Ihr Webdesigner schuldet Ihnen zunächst die mangelfreie Lieferung der bestellten Webseiten. Dieser Pflicht ist er nicht nachgekommen.

Der Handwerker schuldet die mängelfreie Herstellung des Werks. Das Gesetz kennt verschiedene Arten von Mängeln, für die der Handwerker gegenüber seinem Kunden haftet

So wenn,

- das Werk nicht die vereinbarte Beschaffenheit hat,

- sich das Werk nicht zur vertraglich vorausgesetzten Verwendung eignet,

- sich das Werk nicht zur gewöhnlichen Verwendung eignet und eine Beschaffenheit aufweist, die bei vergleichbaren Werken üblich ist und die der Besteller somit erwarten kann,

- ein anderes als das bestellte Werk geliefert wird

Hier hat Ihr Webdesigner ein Werk abgeliefert, welches zumindest in Teilen nicht zur vertraglich vorausgesetzten Verwendung eignet ( automatische Versendung von Texten an Kunden)

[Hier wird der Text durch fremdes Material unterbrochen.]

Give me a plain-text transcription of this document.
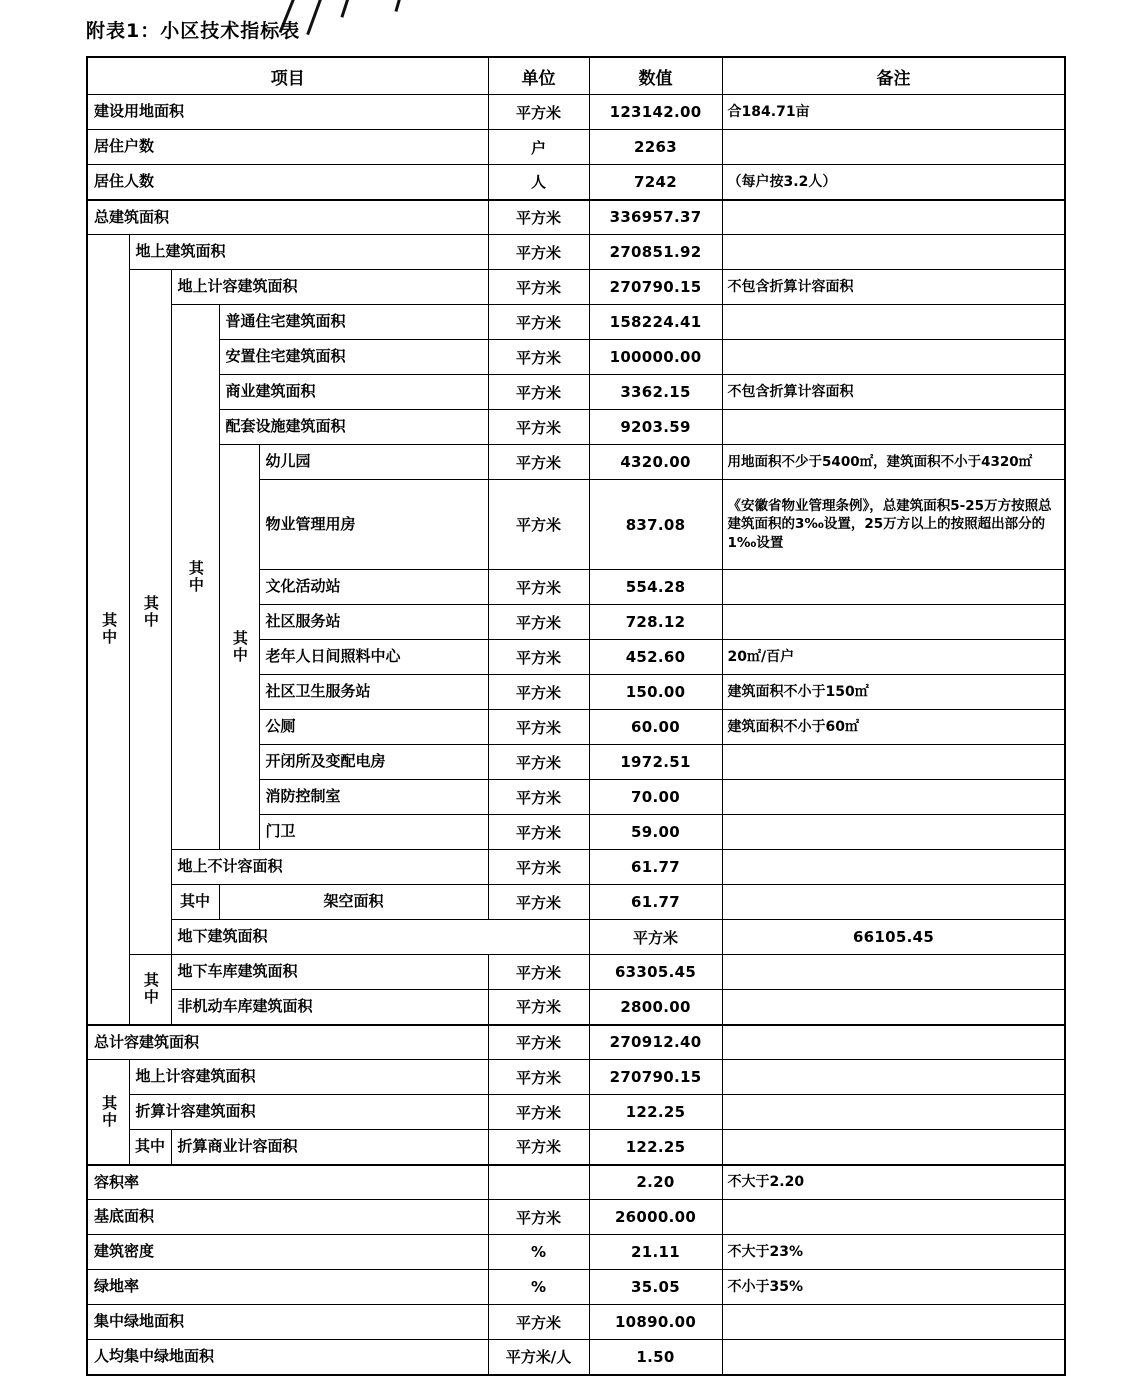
附表1：小区技术指标表
项目					单位	数值	备注	
建设用地面积					平方米	123142.00	合184.71亩	
居住户数					户	2263		
居住人数					人	7242	（每户按3.2人）	
总建筑面积					平方米	336957.37		
其中	地上建筑面积				平方米	270851.92		
	其中	地上计容建筑面积			平方米	270790.15	不包含折算计容面积	
		其中	普通住宅建筑面积		平方米	158224.41		
			安置住宅建筑面积		平方米	100000.00		
			商业建筑面积		平方米	3362.15	不包含折算计容面积	
			配套设施建筑面积		平方米	9203.59		
			其中	幼儿园	平方米	4320.00	用地面积不少于5400㎡，建筑面积不小于4320㎡	
				物业管理用房	平方米	837.08	《安徽省物业管理条例》，总建筑面积5-25万方按照总建筑面积的3‰设置，25万方以上的按照超出部分的1‰设置	
				文化活动站	平方米	554.28		
				社区服务站	平方米	728.12		
				老年人日间照料中心	平方米	452.60	20㎡/百户	
				社区卫生服务站	平方米	150.00	建筑面积不小于150㎡	
				公厕	平方米	60.00	建筑面积不小于60㎡	
				开闭所及变配电房	平方米	1972.51		
				消防控制室	平方米	70.00		
				门卫	平方米	59.00		
		地上不计容面积			平方米	61.77		
		其中	架空面积		平方米	61.77		
		地下建筑面积				平方米	66105.45	
	其中	地下车库建筑面积			平方米	63305.45		
		非机动车库建筑面积			平方米	2800.00		
总计容建筑面积					平方米	270912.40		
其中	地上计容建筑面积				平方米	270790.15		
	折算计容建筑面积				平方米	122.25		
	其中	折算商业计容面积			平方米	122.25		
容积率						2.20	不大于2.20	
基底面积					平方米	26000.00		
建筑密度					%	21.11	不大于23%	
绿地率					%	35.05	不小于35%	
集中绿地面积					平方米	10890.00		
人均集中绿地面积					平方米/人	1.50		
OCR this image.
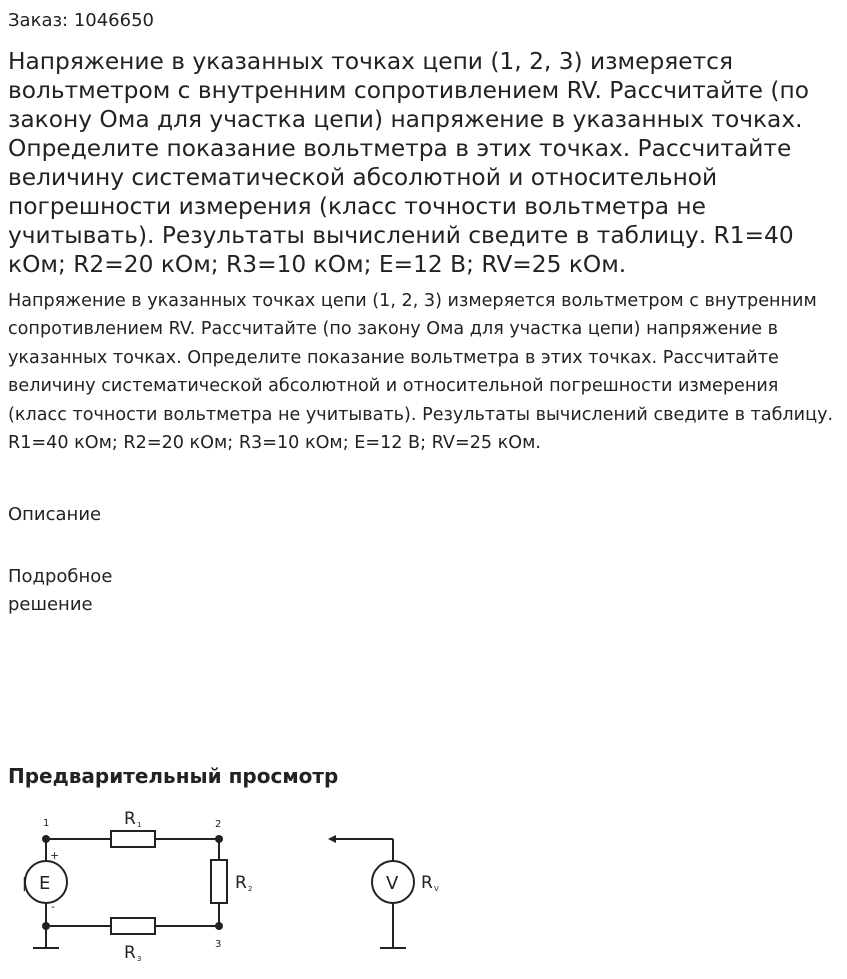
Заказ: 1046650

Напряжение в указанных точках цепи (1, 2, 3) измеряется вольтметром с внутренним сопротивлением RV. Рассчитайте (по закону Ома для участка цепи) напряжение в указанных точках. Определите показание вольтметра в этих точках. Рассчитайте величину систематической абсолютной и относительной погрешности измерения (класс точности вольтметра не учитывать). Результаты вычислений сведите в таблицу. R1=40 кОм; R2=20 кОм; R3=10 кОм; Е=12 В; RV=25 кОм.

Напряжение в указанных точках цепи (1, 2, 3) измеряется вольтметром с внутренним сопротивлением RV. Рассчитайте (по закону Ома для участка цепи) напряжение в указанных точках. Определите показание вольтметра в этих точках. Рассчитайте величину систематической абсолютной и относительной погрешности измерения (класс точности вольтметра не учитывать). Результаты вычислений сведите в таблицу. R1=40 кОм; R2=20 кОм; R3=10 кОм; Е=12 В; RV=25 кОм.

Описание

Подробное решение

Предварительный просмотр
1	2
3
E
+
-
|
R 1
R 2
R 3
V R V
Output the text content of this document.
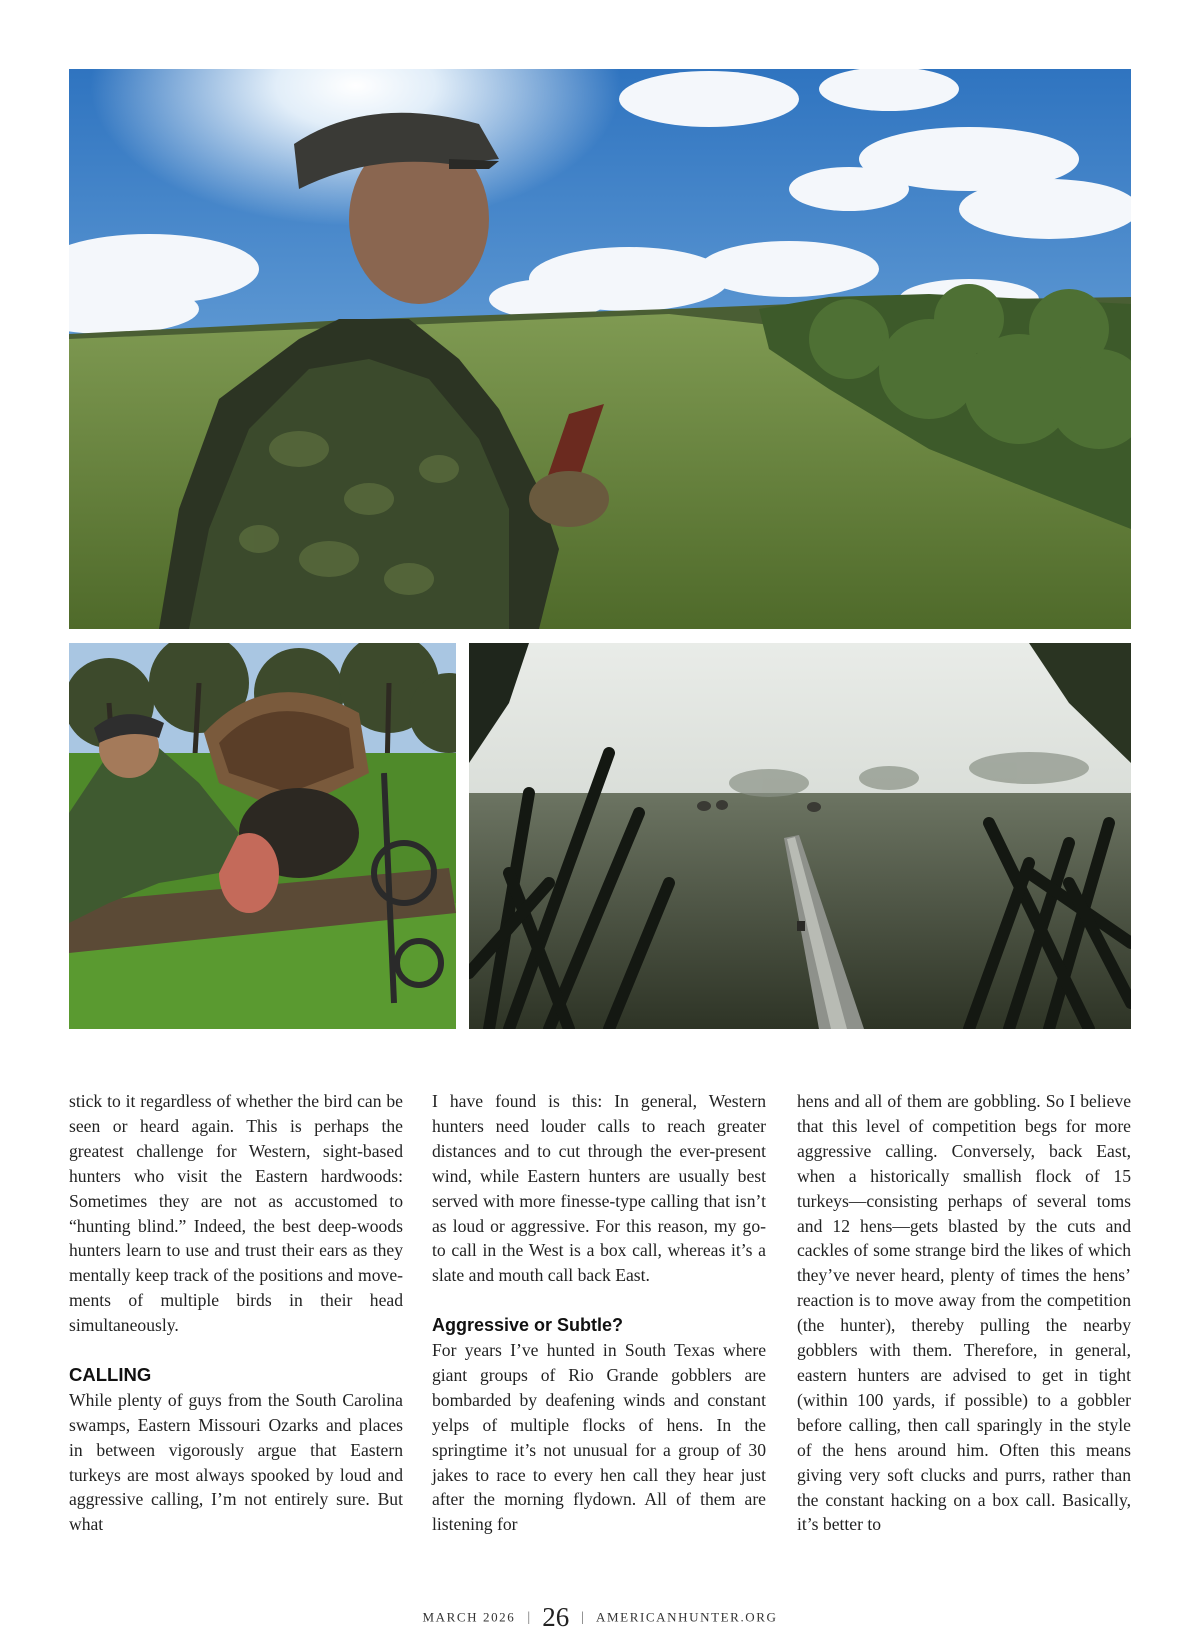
stick to it regardless of whether the bird can be seen or heard again. This is perhaps the greatest challenge for Western, sight-based hunters who visit the Eastern hardwoods: Sometimes they are not as accustomed to “hunting blind.” Indeed, the best deep-woods hunters learn to use and trust their ears as they mentally keep track of the positions and movements of multiple birds in their head simultaneously.

CALLING

While plenty of guys from the South Carolina swamps, Eastern Missouri Ozarks and places in between vigorously argue that Eastern turkeys are most always spooked by loud and aggressive calling, I’m not entirely sure. But what

I have found is this: In general, Western hunters need louder calls to reach greater distances and to cut through the ever-present wind, while Eastern hunters are usually best served with more finesse-type calling that isn’t as loud or aggressive. For this reason, my go-to call in the West is a box call, whereas it’s a slate and mouth call back East.

Aggressive or Subtle?

For years I’ve hunted in South Texas where giant groups of Rio Grande gobblers are bombarded by deafening winds and constant yelps of multiple flocks of hens. In the springtime it’s not unusual for a group of 30 jakes to race to every hen call they hear just after the morning flydown. All of them are listening for

hens and all of them are gobbling. So I believe that this level of competition begs for more aggressive calling. Conversely, back East, when a historically smallish flock of 15 turkeys—consisting perhaps of several toms and 12 hens—gets blasted by the cuts and cackles of some strange bird the likes of which they’ve never heard, plenty of times the hens’ reaction is to move away from the competition (the hunter), thereby pulling the nearby gobblers with them. Therefore, in general, eastern hunters are advised to get in tight (within 100 yards, if possible) to a gobbler before calling, then call sparingly in the style of the hens around him. Often this means giving very soft clucks and purrs, rather than the constant hacking on a box call. Basically, it’s better to

MARCH 2026 | 26 | AMERICANHUNTER.ORG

Ist das Werk mangelhaft, muss der Auftragnehmer zunächst die Möglichkeit erhalten, seine Arbeit nachzubessern. Der Auftragnehmer kann wählen, ob er nur den Mangel beseitigt oder das Werk neu herstellt.

Der Auftragnehmer sollte bei Mängeln immer schriftlich aufgefordert werden, den Mangel zu beseitigen oder das Werk neu herzustellen. Ihm sollte hierzu immer eine angemessene Frist gesetzt werden. Eine E-Mail dürfte nicht ausreichend sein. Sollten Sie Ihre Frist per E-Mail gesetzt haben, dann bitte noch mal schriftlich bis zum 31.1.12 eine Frist setzen.

Der Nacherfüllungsanspruch umfasst den gesamten Aufwand, der zur Beseitigung des Mangels notwendig ist. Neben den unmittelbaren Kosten hierfür hat der Auftragnehmer auch alle Nebenkosten für Vor- und Nacharbeiten zu tragen, insbesondere Transport-, Wege-, Arbeits-, und Materialkosten.

Wenn die Nacherfüllung gescheitert ist können Sie dann zwischen einer Rückabwicklung des Vertrags oder der Herabsetzung des vereinbarten Werklohns (Minderung) wählen. Die unberechtigte fristlose Kündigung des Auftragnehmers ändert nichts an Ihrem Nachbesserungsanspruch, führt aber zu Schadensersatzansprüchen gegen den Auftragnehmer, falls Ihnen ein weitere Schaden entstehen sollte.